Le poète donne un indice explicite de cette réflexion sur l’art et la beauté : aux vers 29-32, la charogne est en effet comparée à l’œuvre inachevée d’un peintre : « rêve », « ébauche lente à venir », « sur la toile oubliée », « que l’artiste achève », « seulement par le souvenir ». La charogne est donc l’œuvre de la Nature, œuvre que le poète reproduit par son art. Le poème célèbre d’ailleurs l’acte créateur par la permanence que celui-ci suppose chez le créateur : à l’image de la Nature, le poète a une permanence, échappe pour une part au temps et à la mort et est capable de fixer la vie éphémère dans l’éternité : « j’ai gardé la forme et l’essence divine / De mes amours décomposés » (v.47-48). Il s’oppose donc à la condition de la femme mortelle. Le poète, par son art, est présenté comme un être supérieur, comparable à Dieu : il garde de ses amours l’ « essence divine » dont l’adjectif s’oppose de façon provocante à « vermine » (à la mort) : v.45 et 48. La réflexion sur l’art s’approfondit avec l’interrogation sur l’acte de représentation du monde réel. Un poète peut-il tout décrire ? Doit-il se cantonner à des choses belles ? Baudelaire montre que la beauté en art vient non pas de l’objet mais du travail de métamorphose que la forme du texte fait subir au réel. Ainsi, la beauté peut naître comme ici du laid, de l’horrible, de l’écoeurant (à retenir si dissertation sur la poésie ou question à l’oral : qu’est-ce que la poésie ?). De même, Baudelaire dissocie la réussite littéraire et toute intention moralisante : la puissance de l’évocation vient également de la célébration de toute forme du Mal (pornographie, mort…).

 

3.3 ) Réflexion sur le motif poétique du carpe diem

 

Ainsi, Baudelaire renverse le motif du carpe diem présent dans les vanités : comme dans le poème de Ronsard (mais le motif remonte à Pétrarque), les vanités soulignent le caractère éphémère de la vie et de la beauté et invite la femme à cueillir le jour pendant qu’il en est encore temps, à profiter du temps présent. Or, ici, le message final s’inverse puisque la femme est perdue corps et âme mais que le poète a réussi à prélever la quintessence de leur amour et à lui donner une forme éternelle. On aboutit à une célébration paradoxale de la mort, à travers la description enthousiaste de la charogne et l’adresse à la femme aimée. Baudelaire utilise tout d’abord le thème baroque de la métamorphose : la mort, par le retour à la Nature, permet de nouvelles formes de vie : comparaison avec la fleur qui s’épanouit, v.14, et mouvement des larves (§ 5 et 6). Le poète insiste sur la symbiose entre des éléments différents : l’eau, l’air, le feu (avec la cuisson) et la terre. Mais ici, le thème du memento mori (« souviens-toi que tu vas mourir ») ne donne pas lieu à une déploration comme chez Ronsard (répétition de « las ! ») mais à une célébration paradoxale : modalité exclamative, futur de certitude, image de l’amour au sein de la mort : « qui vous mangera de baisers » (v.46 : souvenir de Shakespeare qui utilise cette image à propos de Juliette dans la pièce Roméo et Juliette ?). Ce n’est plus Eros que le poète célèbre mais bien la conversion d’Eros en Thanatos. Les deux ne sont plus opposés mais réunis.

 

 

Baudelaire manifeste ici la volonté de choquer le lecteur, mais aussi de le faire réfléchir à son horizon d’attente : le discours traditionnel sur la mort et le temps qui passe est ici détourné et les attentes du lecteur sont déçues. Toute la force de Baudelaire est ici de renouveler un topos littéraire.

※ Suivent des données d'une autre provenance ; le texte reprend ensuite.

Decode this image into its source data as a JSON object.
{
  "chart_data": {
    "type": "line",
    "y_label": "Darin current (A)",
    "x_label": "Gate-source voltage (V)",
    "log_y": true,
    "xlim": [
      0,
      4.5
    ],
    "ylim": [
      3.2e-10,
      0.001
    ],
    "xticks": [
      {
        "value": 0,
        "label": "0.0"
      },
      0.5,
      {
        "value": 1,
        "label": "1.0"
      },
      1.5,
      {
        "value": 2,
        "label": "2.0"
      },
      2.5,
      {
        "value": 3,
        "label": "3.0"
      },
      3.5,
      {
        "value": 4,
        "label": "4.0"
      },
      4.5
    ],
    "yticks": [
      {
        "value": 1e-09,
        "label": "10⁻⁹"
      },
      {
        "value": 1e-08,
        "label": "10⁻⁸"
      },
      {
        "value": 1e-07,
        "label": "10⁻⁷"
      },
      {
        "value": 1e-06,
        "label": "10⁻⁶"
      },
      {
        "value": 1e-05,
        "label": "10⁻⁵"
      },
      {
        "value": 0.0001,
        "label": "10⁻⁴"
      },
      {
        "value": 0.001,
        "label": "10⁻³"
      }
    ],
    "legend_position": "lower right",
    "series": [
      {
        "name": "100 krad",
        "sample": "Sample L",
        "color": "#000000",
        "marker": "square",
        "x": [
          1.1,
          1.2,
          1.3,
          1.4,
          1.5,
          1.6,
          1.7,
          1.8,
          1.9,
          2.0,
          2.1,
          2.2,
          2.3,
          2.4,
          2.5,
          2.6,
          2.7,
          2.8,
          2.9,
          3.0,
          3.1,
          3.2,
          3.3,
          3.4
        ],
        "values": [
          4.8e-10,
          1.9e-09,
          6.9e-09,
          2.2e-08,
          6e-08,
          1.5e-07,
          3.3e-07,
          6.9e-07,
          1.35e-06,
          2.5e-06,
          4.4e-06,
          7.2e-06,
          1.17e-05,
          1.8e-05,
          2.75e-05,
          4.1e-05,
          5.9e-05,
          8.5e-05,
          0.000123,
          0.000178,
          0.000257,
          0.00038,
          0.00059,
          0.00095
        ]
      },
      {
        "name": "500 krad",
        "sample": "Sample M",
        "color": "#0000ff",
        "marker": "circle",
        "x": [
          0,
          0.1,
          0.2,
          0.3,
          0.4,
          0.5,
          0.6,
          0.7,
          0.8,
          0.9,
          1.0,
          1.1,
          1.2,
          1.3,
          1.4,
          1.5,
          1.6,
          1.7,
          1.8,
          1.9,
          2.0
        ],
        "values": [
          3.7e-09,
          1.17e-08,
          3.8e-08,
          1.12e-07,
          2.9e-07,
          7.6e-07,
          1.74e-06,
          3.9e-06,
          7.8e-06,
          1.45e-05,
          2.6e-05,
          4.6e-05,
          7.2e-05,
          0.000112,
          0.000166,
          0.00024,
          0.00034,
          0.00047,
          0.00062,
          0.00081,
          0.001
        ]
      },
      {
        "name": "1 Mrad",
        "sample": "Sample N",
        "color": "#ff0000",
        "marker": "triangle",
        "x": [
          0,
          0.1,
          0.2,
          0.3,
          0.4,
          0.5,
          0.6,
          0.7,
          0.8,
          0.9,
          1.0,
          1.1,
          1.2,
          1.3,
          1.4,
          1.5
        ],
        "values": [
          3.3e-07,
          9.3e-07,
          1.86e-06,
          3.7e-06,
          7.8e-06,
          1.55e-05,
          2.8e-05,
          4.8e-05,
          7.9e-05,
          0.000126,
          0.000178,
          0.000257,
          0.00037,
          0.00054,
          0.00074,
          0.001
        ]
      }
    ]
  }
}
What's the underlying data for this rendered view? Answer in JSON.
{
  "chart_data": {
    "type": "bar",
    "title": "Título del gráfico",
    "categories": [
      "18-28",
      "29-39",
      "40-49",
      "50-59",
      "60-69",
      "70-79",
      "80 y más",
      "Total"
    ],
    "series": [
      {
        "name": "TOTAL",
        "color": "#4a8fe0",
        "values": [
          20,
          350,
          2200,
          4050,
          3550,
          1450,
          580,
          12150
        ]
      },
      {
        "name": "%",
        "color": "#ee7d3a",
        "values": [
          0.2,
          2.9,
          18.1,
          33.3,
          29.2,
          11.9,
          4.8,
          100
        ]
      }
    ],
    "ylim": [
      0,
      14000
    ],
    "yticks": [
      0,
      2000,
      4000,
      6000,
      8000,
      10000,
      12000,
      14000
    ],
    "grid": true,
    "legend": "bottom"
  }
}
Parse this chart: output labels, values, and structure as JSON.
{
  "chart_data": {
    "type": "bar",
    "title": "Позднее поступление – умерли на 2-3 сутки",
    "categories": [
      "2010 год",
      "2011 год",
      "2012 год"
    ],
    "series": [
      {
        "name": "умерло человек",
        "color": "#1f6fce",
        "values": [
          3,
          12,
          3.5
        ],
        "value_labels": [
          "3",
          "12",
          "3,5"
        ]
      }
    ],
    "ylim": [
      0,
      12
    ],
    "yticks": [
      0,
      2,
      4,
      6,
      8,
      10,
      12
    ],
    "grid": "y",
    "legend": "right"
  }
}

Dans l’usage du laid pour faire du beau, il y a aussi un manifeste de modernité : Baudelaire part de l’horreur, de l’écoeurant, du laid pour en faire du beau par l’alchimie du poème : « tu m’as donné ta boue et j’en ai fait de l’or ». Ici, Baudelaire insiste sur l’immortalité du poète qui a su capter les formes de l’Idéal même dans l’horrible ou l’éphémère.

 



[1] On voit déjà un jeu dans la forme du texte : alternance d’alexandrins (utilisés dans la poésie classique (XVIIe isècle) pour traiter de sujets graves, sérieux) et d’octosyllabes (qui donnent un aspect plus léger au texte).